Decision criteria are guidelines used to come to a conclusion while trying to make a decision. It includes detailed specifications and scoring systems such as decision matrix. Examples of decision criteria include; cost, opportunity cost, emotions. These criteria are discussed below:
This is the loss of other alternatives when one alternative is chosen. Opportunity cost applies to most decisions made often. Life decisions majorly require two things personal self-reflection regarding the benefits of the first choice and the opportunity cost of the next best choice. Opportunity cost for example is if one decides to spend money on vacation and delay furnishing their house then the opportunity cost is the luxury of living in a well furnished house.
Most people prefer Working on a budget, between two similar items, a person’s decision is more often influenced by the price of the items if one is higher than the other then the one with a lower price will be preferred. For example a firm that is procuring building materials establishes the principal that the lowest cost bid is more likely to be accepted then they will definitely go for the lowest costing materials.
When emotions are strongly felt, individuals are more likely to engage in actions based on broad generalizations and having greater trust in the legitimacy of these actions, therefore, emotions may play a major role in judgment and decision making process. For example the decision of a police to make an arrest interacts significantly with anger control (brown and daus,2015). If a police man is insulted by a disputant then the disputant is highly likely to be arrested. Decision of the police to make an arrest will be made out of anger due to the insult.

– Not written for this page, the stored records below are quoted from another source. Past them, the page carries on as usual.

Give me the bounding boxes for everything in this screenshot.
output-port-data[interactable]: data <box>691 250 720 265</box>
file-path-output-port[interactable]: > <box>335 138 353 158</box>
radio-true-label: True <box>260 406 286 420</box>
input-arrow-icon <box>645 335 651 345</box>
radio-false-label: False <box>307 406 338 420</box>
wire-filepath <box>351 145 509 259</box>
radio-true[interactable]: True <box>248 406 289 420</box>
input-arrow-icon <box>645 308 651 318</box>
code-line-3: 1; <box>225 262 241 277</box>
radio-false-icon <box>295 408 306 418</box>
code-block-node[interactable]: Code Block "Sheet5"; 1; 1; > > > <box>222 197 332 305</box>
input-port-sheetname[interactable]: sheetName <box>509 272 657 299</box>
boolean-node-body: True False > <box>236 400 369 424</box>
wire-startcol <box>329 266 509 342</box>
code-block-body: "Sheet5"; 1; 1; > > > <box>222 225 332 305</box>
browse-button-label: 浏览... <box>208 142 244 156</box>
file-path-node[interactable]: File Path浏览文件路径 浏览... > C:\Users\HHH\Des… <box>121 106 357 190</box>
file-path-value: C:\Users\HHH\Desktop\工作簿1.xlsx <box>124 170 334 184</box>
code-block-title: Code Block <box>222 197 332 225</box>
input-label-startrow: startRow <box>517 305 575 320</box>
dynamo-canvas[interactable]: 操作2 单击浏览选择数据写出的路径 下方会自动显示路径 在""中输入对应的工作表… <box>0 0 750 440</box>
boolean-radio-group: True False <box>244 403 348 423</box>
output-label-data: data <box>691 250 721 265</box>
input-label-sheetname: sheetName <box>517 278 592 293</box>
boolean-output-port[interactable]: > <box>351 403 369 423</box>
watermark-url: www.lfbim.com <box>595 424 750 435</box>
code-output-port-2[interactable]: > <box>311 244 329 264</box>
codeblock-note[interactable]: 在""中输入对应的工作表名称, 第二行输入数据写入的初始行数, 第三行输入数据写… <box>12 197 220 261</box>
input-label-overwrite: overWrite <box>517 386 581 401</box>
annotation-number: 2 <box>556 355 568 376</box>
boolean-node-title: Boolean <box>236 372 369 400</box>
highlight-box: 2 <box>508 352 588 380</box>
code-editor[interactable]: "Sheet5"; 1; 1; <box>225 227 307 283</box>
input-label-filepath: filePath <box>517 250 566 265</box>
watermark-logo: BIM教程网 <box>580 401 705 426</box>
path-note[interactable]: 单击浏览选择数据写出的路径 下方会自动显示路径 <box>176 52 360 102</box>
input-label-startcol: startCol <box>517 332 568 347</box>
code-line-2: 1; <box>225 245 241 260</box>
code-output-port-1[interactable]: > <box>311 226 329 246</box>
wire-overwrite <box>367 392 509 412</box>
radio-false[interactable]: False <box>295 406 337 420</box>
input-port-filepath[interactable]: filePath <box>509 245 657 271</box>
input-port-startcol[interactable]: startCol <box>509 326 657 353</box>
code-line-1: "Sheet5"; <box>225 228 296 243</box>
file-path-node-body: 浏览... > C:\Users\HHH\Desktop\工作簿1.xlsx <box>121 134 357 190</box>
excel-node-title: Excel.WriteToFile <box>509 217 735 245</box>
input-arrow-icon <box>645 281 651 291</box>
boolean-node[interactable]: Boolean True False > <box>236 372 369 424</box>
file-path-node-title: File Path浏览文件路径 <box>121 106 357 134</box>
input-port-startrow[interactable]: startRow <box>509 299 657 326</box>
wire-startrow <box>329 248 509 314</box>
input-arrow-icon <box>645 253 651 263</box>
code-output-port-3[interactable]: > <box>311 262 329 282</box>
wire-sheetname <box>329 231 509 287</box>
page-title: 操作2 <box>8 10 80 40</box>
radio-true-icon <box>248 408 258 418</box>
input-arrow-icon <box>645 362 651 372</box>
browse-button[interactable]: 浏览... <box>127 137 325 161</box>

Decision making process for police officers in a continually changing environment require the integration of perceptual skills and consideration of situational factors . The design and development of training environments therefore needs to include the development of cue driven perceptual skills relating to the real world context. Isolation during training may involve incorrect decisions being made when training is transferred to the real world (Richards et al).
A range of management alternatives should be developed which reflect substantially different approaches to the problem and present decision makers with real options and choices. Good alternatives should be value focused; they should be specifically designed to address the fundamental values or ends of the decision. The alternative should address the things that matter or the needs that have to be met.
In fixed costs the alternative is to buy in bulk one may buy items at a cheaper cost or, sticking to one supplier one may result to getting loyalty points thus reducing the cost. These two alternatives make the decision making on cost easier and more effective since a person gets the goods they need in high quantity at a price they desire. The alternative of buying from one supplier may be closely considered but the best alternative to save on costs if a person is working on a budget is to buy things in bulk.
Decision makers often allow biases and errors to take over their judgment. All factors affecting decisions should be properly looked into to avoid making decisions that will cause failure in the end the most common distortions include; overconfidence this is whereby the decision makers believes that they know more while in reality they do not have the correct information this can be solved by carrying out proper research before coming to a conclusive decision. Anchoring bias is the tendency to stick to the first piece of information we receive without considering whether the information may be misleading. Having proper information at hand will reduce errors in decision making.
Some of the errors include indecisiveness, the fear of the outcome can make a person timid about making a conclusive decision for example when buying a second hand car one may not be sure whether the car has been used to a point where its worn out. This may result in taking a long time to come up with a decision leading to loss of an opportunity.
Individual differences and organizational constraints are a major factor when it comes to decision making process. In an organization performance evaluation plays a major role in decision making for example managers are influenced by the method in which they are evaluated by the organization they are working for if a manager hears nothing negative about the performance then their decisions will be based on keeping the negative information about the place they are in charge of from reaching the boss.
Ethics refer to standards of conduct which are based on moral values that guide people’s behaviors or decisions. Ones morals may hinder them from making certain decisions that may compromise their ethics. For example if a person’s religion does not allow them to work on a certain day of the week then their decision to work on that certain day will be influenced.
In conclusion, identifying, defining and understanding a problem is important to analyzing and choosing between alternatives. A well designed decision criteria may improve the quality and consistency of decisions it also saves greatly on time. The decision criteria should be measurable and should aim at solving the problem.
Shanique, G. Brown, &, Catherine S. Daus. (2015). The influence of police officers’ decision making style and anger control on responses to work scenarios,4,295-302.
Pam Richards, Debbie Robberts, Mark Britton & Nathan Roberts. The Exploration of Body-Worn Video to Accelerate the Decision-Making Skills of Police Officers Within an Experimental Learning environment, 43-47.